The hood uses a simple Velcro strip for basic adjustment. Fortunately it's more effective than you'd expect - Photo: Lukasz Warzecha (
The hood turns out to be more effective than you'd think, but gives very little face protection and has a floppy peak - Photo: Lukasz Warzecha (

Columbia OutDry Ex Platinum Shell- Performance

Outside called OutDry Extreme the most breathable fabric they’ve used. We disagree with that, NeoShell, for example, is significantly better. But where the odd upside-down fabric really scores is in consistency of performance.

While conventional fabrics inevitably get soggy on the outside after hours of use in constant rain and lose breathability as a result, OutDry Extreme just keeps on trucking. Water does sort of bead on the surface, almost in puddles, but you can simply brush it away.

So while breathability is good rather than outstanding in our experience, it carries on being good when other fabrics start to struggle. It really does work very well.

The jacket overall is better than we at first thought. The cut is a sort of unexceptional happy medium. All the adjusters work fine. There are two hand-pockets and a chest one with part-mesh linings so they have a basic venting function too.  And then there are pit-zips, which only open one way and were slightly sticky in the arm-pit area.

Hug A Hood

Finally, and crucially, there’s the hood. We didn’t have high expectations of it thanks to a floppy, albeit bonded peak, and basic adjustment, just a Velcro volume tab on the rear of the head.

In reality it turned out to work better than we expected when caught out in a fierce little squall. True there’s limited factual protection above neck level and the stealth front adjusters are fiddly to use – we had to turn our back into the wind – but once it was snugged up, it stayed in place and the peak was just about okay.

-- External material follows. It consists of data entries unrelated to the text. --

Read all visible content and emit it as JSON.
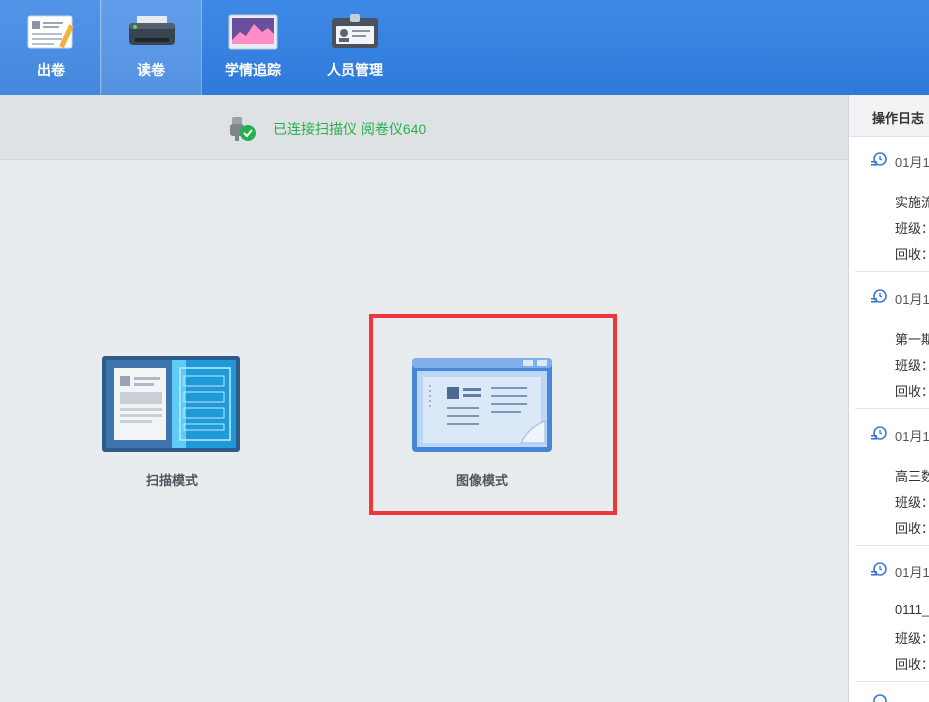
{
  "toolbar": {
    "items": [
      {
        "label": "出卷",
        "icon": "paper-icon"
      },
      {
        "label": "读卷",
        "icon": "printer-icon"
      },
      {
        "label": "学情追踪",
        "icon": "chart-icon"
      },
      {
        "label": "人员管理",
        "icon": "id-card-icon"
      }
    ],
    "active_index": 1,
    "accent": "#3583e0"
  },
  "status": {
    "text": "已连接扫描仪 阅卷仪640",
    "color": "#22b14c",
    "icon": "usb-connected-icon"
  },
  "modes": {
    "scan": {
      "label": "扫描模式",
      "icon": "scan-mode-icon"
    },
    "image": {
      "label": "图像模式",
      "icon": "image-mode-icon"
    }
  },
  "log_panel": {
    "title": "操作日志",
    "entries": [
      {
        "date": "01月1",
        "line1": "实施流",
        "line2": "班级：",
        "line3": "回收："
      },
      {
        "date": "01月1",
        "line1": "第一期",
        "line2": "班级：",
        "line3": "回收："
      },
      {
        "date": "01月1",
        "line1": "高三数",
        "line2": "班级：",
        "line3": "回收："
      },
      {
        "date": "01月1",
        "line1": "0111_",
        "line2": "班级：",
        "line3": "回收："
      }
    ]
  }
}
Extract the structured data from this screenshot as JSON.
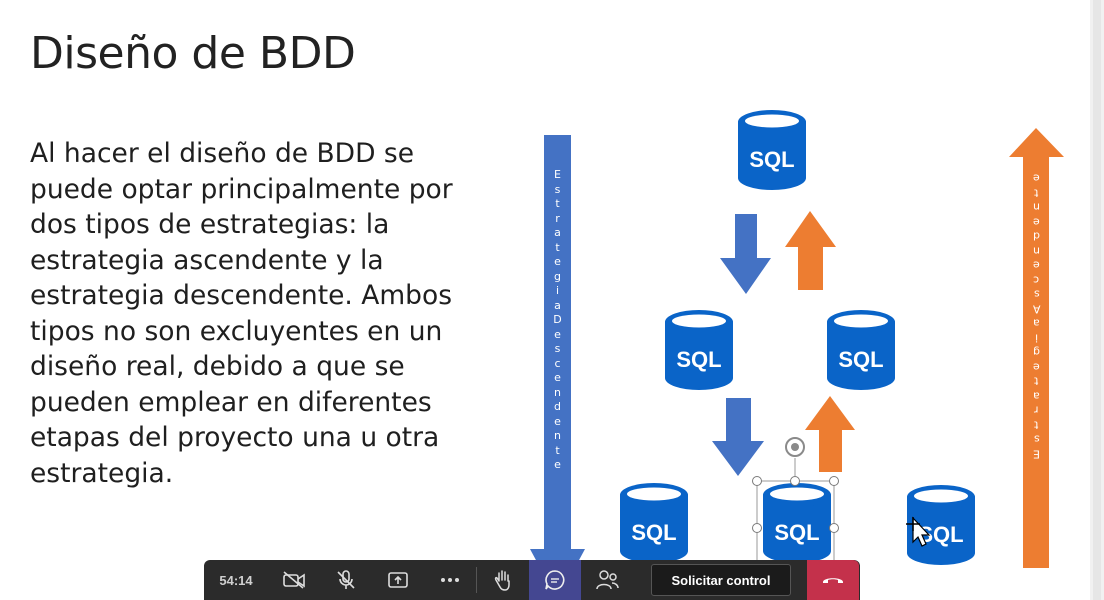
{
  "slide": {
    "title": "Diseño de BDD",
    "body": "Al hacer el diseño de BDD se puede optar principalmente por dos tipos de estrategias: la estrategia ascendente y la estrategia descendente. Ambos tipos no son excluyentes en un diseño real, debido a que se pueden emplear en diferentes etapas del proyecto una u otra estrategia."
  },
  "diagram": {
    "db_label": "SQL",
    "left_arrow_label": "EstrategiaDescendente",
    "right_arrow_label": "EstrategiaAscendente",
    "colors": {
      "blue": "#4472c4",
      "orange": "#ed7d31",
      "db": "#0a64c8"
    }
  },
  "toolbar": {
    "timer": "54:14",
    "icons": [
      "camera-off-icon",
      "mic-off-icon",
      "share-icon",
      "more-icon",
      "raise-hand-icon",
      "chat-icon",
      "people-icon"
    ],
    "request_control": "Solicitar control",
    "hangup_icon": "phone-hangup-icon"
  }
}
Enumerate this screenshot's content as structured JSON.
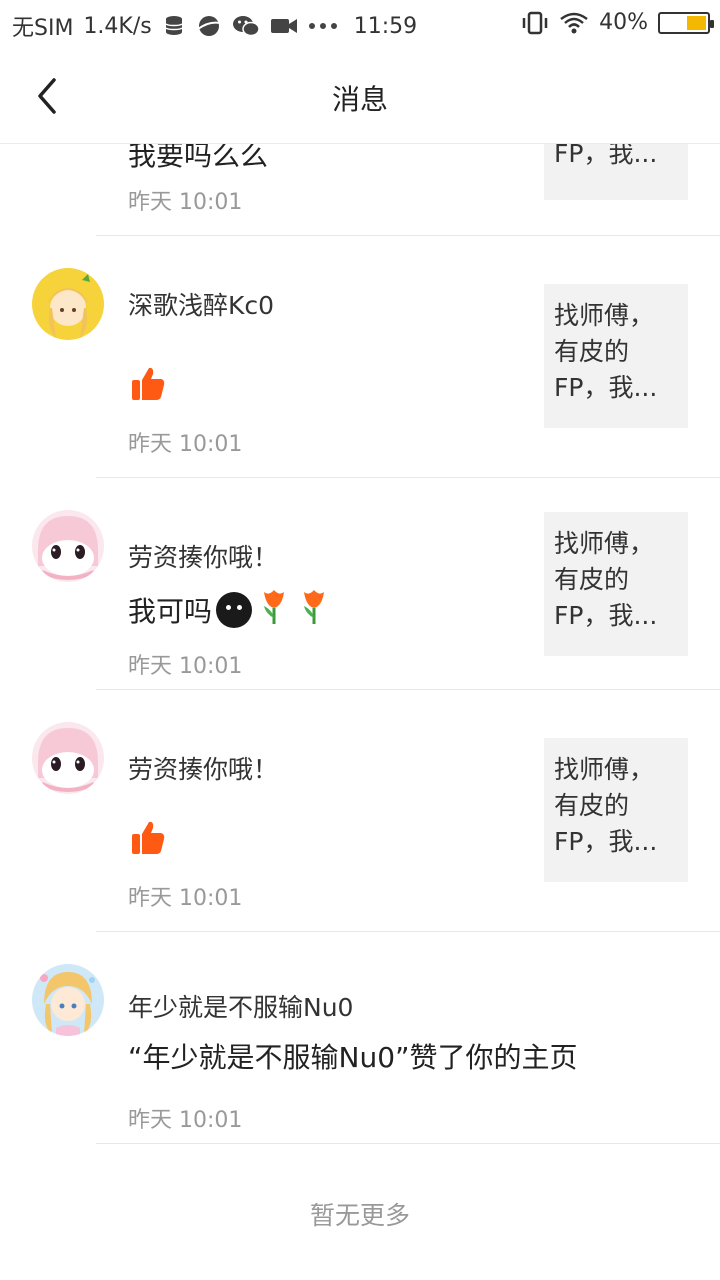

It could definitely do with a better hood with upgraded peak, slicker adjustment and more protection, but for general lowland to medium walking, it’s just about okay as is and somewhat better than it looks.

Hand pockets will just about take a map, chest pocket is more phone sized – Photo: Lukasz Warzecha (

Columbia OutDry Ex Platinum Shell – Verdict

It’s easy to get hung up on OutDry Extreme’s looks to the detriment of its performance, but the fabric actually works very well indeed, particularly on longer outings when its ability to deliver consistent breathability is a stand-out feature.

There’s no soggy, clammy, wetting out and the breathability generally is competitive and the jacket kept us comfortable unless we really hammered it.

The jacket design does okay. Fit and features all work fine and while the hood could use some upgrades and better adjustment for UK mountain use, it actually turns out to be more capable than you’d think until things get properly gnarly.

It’d be interesting to see the fabric technology used in a more technical all-round mountain jacket, but for less demanding use the jacket performs well.